Is space unending? Is the space unending, i.e it has no boundaries? If yes, how can a thing exist which is non-ending? Its impossible for me to imagine something like that. Secondly, if its not and has boundaries then it must be inside some other thing which is either non-ending or itself contained in another thing. Yet, again same problem. If it is also inside some other thing, and the other thing is also inside other thing, then this series will never end. Imagining about this scenario makes me insane.
 A: If, by unending, you genuinely mean "no boundaries", then you can in fact easily imagine a thing with no boundaries; imagine a sphere and, well, you've done it.
Now, if, by unending, you mean "without end", then you're correct, it's difficult and perhaps impossible to imagine a thing that is unending.
But, is it impossible to imagine that space is without end?  No, not if you recognize that space isn't a thing.
Now, we stray from physics to metaphysics.
If Space is a thing, an entity, then it follows that it must have identity and, to have identity, it must be finite.
But, if entities are in space, then to say that space is unending is simply to say that two entities may be arbitrarily far apart.  But, and this is crucial, regardless of how large their separation, it is always, always finite.
It is the case that entities can be out of causal contact but that is in the realm of epistemology (what we can know), not metaphysics (what is).
A: The most commonly accepted model of the universe is that it is finite yet unbounded 


*

*1d analogy: you can walk forever around the circumference of a circle

*2d analogy: you can fly forever around the equator of the earth


In any of these cases, you will never reach any kind of barrier or edge.
In each case the space is curved in a higher dimension.
See http://www.bartleby.com/173/31.html
A: Cosmology can model space as infinite.

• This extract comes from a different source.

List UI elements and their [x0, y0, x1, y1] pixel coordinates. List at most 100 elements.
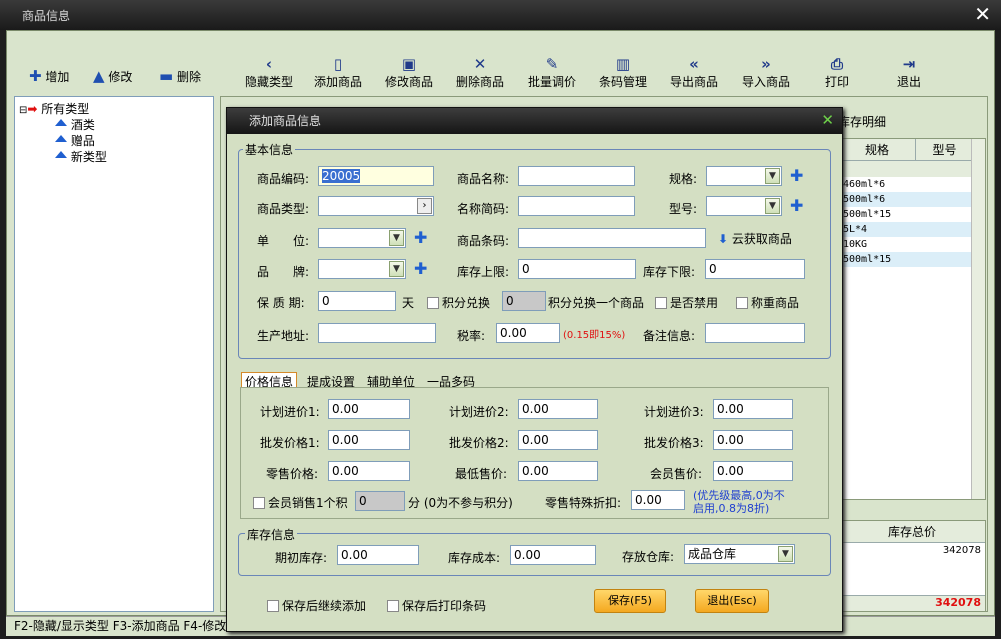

But we are not sure how to model the very early universe as quantum gravity is needed once the density gets high enough. So there is some limit to what we can observationally infer about the size as we can't model effects beyond what light speed information could have travelled from the quantum gravity epoch.
A: It is not unending--- there is a big black wall 13.7 billion light years away (in what I consider the right definition of distance to the wall), which marks the end of what you should call space. This big black wall is the cosmological horizon, and it's like a black hole horizon, except surrounding us. We can't see past this wall, so it is consistent to say space stops there. In fact, it is probably necessary to say space stops there in quantum gravity, except we don't know how to do quantum gravity for this kind of horizon yet.
If you go there, the boundary just moves away from you to surround you in another way, so it is not paradoxical. By the time you reach the wall, the wall moves away, or if you wait long enough so that the horizon stops moving (due to the cosmological constant), when you go there, you can't come back to Earth anymore. So the limitless thing is gone, space is finite. It isn't necessary to say it is contained in something bigger, because we know what the natural boundary to a finite space can be--- one possibility is that it's a horizon. Another possibility is just a space that closes in on itself, like a sphere (but this was another answer).
This argument you give appears almost verbatim in the beginning of Aristotle's physics, and it, like everything else Aristotle writes, is both trite and wrong.